Таким образом, потчуя едой, добрыми советами, рецептами и веселой болтовней неделями и месяцами, миссис Броудер вывела меня из оцепенения.
– Улыбайся, это тебя не убьет, – повторяла она. – Будешь выть – расхочется жить.
Как раз в том, что я «выла», ничего удивительного не было: поди побегай по этой проклятущей лестнице на каждый звонок колокольчика.
– Беги-ка наверх, у меня ноги старые, – говорила она.
– Как и все остальное, – ухмылялась я в ответ.
– Пошла прочь, нахалка, – шлепала она меня посудным полотенцем.

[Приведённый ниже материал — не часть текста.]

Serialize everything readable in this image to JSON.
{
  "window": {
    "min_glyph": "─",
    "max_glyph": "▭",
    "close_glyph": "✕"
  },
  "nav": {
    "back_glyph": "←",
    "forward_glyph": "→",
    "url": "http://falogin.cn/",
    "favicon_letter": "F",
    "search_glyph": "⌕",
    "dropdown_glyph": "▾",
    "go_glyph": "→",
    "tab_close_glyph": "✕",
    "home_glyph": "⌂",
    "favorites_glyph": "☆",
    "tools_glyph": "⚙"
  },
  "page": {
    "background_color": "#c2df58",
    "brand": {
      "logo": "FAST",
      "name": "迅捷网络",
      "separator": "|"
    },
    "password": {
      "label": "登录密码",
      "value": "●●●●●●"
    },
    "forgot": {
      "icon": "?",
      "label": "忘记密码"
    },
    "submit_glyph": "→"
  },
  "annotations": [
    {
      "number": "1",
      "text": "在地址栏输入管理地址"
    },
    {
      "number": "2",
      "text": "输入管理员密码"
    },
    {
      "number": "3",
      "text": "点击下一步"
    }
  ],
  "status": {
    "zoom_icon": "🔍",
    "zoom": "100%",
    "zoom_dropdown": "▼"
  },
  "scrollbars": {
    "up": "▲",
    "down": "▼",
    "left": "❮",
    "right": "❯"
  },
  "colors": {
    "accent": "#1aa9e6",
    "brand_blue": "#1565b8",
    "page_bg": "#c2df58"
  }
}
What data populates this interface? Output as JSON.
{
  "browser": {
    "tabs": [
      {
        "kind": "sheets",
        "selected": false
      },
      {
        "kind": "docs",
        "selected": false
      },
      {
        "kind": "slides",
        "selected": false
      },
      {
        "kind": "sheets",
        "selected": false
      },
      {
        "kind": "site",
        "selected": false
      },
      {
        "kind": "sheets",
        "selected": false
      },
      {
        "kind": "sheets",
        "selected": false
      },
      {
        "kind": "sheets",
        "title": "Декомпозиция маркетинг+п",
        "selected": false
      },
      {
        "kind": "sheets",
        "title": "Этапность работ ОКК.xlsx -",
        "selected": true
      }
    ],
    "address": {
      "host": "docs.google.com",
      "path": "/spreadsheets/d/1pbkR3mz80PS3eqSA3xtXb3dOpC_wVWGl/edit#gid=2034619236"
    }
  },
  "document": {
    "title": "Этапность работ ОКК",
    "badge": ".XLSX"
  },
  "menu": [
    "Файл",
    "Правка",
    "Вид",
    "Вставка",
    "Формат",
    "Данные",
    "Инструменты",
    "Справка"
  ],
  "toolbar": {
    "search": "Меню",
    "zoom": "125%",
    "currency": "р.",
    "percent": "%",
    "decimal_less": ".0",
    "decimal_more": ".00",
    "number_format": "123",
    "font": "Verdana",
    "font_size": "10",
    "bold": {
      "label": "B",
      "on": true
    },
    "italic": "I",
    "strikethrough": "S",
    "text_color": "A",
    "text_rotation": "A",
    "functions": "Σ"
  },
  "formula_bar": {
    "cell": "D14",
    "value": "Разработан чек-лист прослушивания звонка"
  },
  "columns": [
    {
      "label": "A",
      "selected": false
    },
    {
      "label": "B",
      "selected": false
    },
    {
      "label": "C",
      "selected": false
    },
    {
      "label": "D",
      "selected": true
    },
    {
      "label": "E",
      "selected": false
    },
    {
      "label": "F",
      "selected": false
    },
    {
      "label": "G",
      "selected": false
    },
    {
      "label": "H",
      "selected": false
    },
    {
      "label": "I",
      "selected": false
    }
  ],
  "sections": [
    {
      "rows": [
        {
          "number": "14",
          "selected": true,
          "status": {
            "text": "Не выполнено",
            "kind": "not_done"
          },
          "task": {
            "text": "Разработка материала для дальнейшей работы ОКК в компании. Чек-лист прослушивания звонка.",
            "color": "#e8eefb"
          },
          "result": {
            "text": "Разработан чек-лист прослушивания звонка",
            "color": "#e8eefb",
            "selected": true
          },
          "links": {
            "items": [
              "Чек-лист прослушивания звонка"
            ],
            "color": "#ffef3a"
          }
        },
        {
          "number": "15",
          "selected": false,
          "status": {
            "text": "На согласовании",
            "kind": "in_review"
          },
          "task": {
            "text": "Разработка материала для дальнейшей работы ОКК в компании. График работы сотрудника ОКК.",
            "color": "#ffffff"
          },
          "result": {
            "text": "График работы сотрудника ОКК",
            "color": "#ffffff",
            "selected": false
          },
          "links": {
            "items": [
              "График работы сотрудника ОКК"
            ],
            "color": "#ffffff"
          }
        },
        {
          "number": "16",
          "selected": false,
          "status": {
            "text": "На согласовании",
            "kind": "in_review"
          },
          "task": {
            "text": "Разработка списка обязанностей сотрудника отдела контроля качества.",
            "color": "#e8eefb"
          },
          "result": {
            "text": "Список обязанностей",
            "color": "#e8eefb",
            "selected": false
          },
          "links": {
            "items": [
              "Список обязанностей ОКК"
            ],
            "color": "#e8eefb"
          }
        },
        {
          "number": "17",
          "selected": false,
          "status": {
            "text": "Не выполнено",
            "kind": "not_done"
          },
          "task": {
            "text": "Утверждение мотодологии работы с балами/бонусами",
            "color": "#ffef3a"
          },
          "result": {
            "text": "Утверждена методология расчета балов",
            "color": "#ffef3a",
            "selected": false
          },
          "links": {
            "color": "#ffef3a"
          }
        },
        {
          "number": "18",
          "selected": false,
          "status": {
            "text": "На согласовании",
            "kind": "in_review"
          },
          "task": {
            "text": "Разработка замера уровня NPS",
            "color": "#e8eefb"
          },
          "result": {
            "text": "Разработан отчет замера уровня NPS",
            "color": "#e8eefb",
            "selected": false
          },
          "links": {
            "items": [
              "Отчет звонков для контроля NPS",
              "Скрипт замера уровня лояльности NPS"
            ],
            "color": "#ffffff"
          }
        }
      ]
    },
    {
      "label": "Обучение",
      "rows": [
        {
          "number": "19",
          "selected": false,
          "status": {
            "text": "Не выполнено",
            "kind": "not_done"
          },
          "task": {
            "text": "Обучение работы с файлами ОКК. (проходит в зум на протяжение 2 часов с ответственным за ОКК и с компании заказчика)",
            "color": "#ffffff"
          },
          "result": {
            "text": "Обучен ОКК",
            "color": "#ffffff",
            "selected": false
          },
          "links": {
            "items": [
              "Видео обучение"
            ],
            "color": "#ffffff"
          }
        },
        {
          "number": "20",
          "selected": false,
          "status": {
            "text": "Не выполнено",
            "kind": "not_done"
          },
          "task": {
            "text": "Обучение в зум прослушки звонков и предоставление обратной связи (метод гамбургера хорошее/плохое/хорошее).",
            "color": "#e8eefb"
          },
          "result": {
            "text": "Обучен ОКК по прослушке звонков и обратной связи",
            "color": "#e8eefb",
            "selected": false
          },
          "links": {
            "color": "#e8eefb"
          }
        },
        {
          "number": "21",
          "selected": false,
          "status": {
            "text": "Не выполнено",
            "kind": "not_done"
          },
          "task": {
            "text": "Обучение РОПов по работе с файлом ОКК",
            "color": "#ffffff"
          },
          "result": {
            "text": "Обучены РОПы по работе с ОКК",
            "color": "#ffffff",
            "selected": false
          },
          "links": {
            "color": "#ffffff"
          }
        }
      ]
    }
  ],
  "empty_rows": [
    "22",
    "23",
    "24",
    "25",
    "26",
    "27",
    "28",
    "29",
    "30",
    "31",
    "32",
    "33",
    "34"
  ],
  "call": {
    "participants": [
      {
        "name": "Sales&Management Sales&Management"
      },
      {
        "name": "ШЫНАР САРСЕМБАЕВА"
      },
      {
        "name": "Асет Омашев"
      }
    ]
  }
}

Я выполняла все, что мне поручалось. Миссис Броудер не гнала меня прочь. И Эвансы не гнали. Встречаясь с ними, я съеживалась, втягивала голову в плечи и прижималась к стене. Миссис Эванс улыбалась мне глазами, говорила строго:
– Здравствуй, Энни, тебе лучше? Доктор же, казалось, вовсе меня не замечал.
Когда звякал колокольчик из холла, я мчалась наверх из кухни в своем фартуке горничной и наколке. «Какая это замечательная работа, – думала я, – открывать гостям двери в новых туфлях и свежем фартуке». В своем невежестве бедняка я почитала дом Эвансов чуть ли не дворцом: в буфетах было полно тарелок и прочей посуды, гардеробы ломились от муфт и пальто. В доме чего только не было: лорнеты и масляные лампы, шляпные коробки и крючки для расстегивания пуговиц на башмаках, корсеты и бриолин для усов, парная телятина из мясной лавки, свежее молоко, доставленное молочником, горы угля и даже лед. Словом, роскошь и великолепие. Теперь-то я знаю, что даже хозяин грошовой лавчонки мог себе позволить прислугу и что дом номер 100 на Чатем-стрит был самым заурядным домом в грязном районе старьевщиков, ростовщиков, распивочных и мюзик-холлов. Ковер в гостиной протерся, а ступени на лестнице проседали. Стекла в окнах были с трещинами, из которых тянуло сквозняком, запах плесени, поднимавшийся из подвала, пропитывал портьеры, серые и жирные от копоти масляных ламп. У скамейки возле наших ворот вечно толкались бродяги, оставляя горы мусора. Убирать приходилось мне, за что я их кляла почем зря.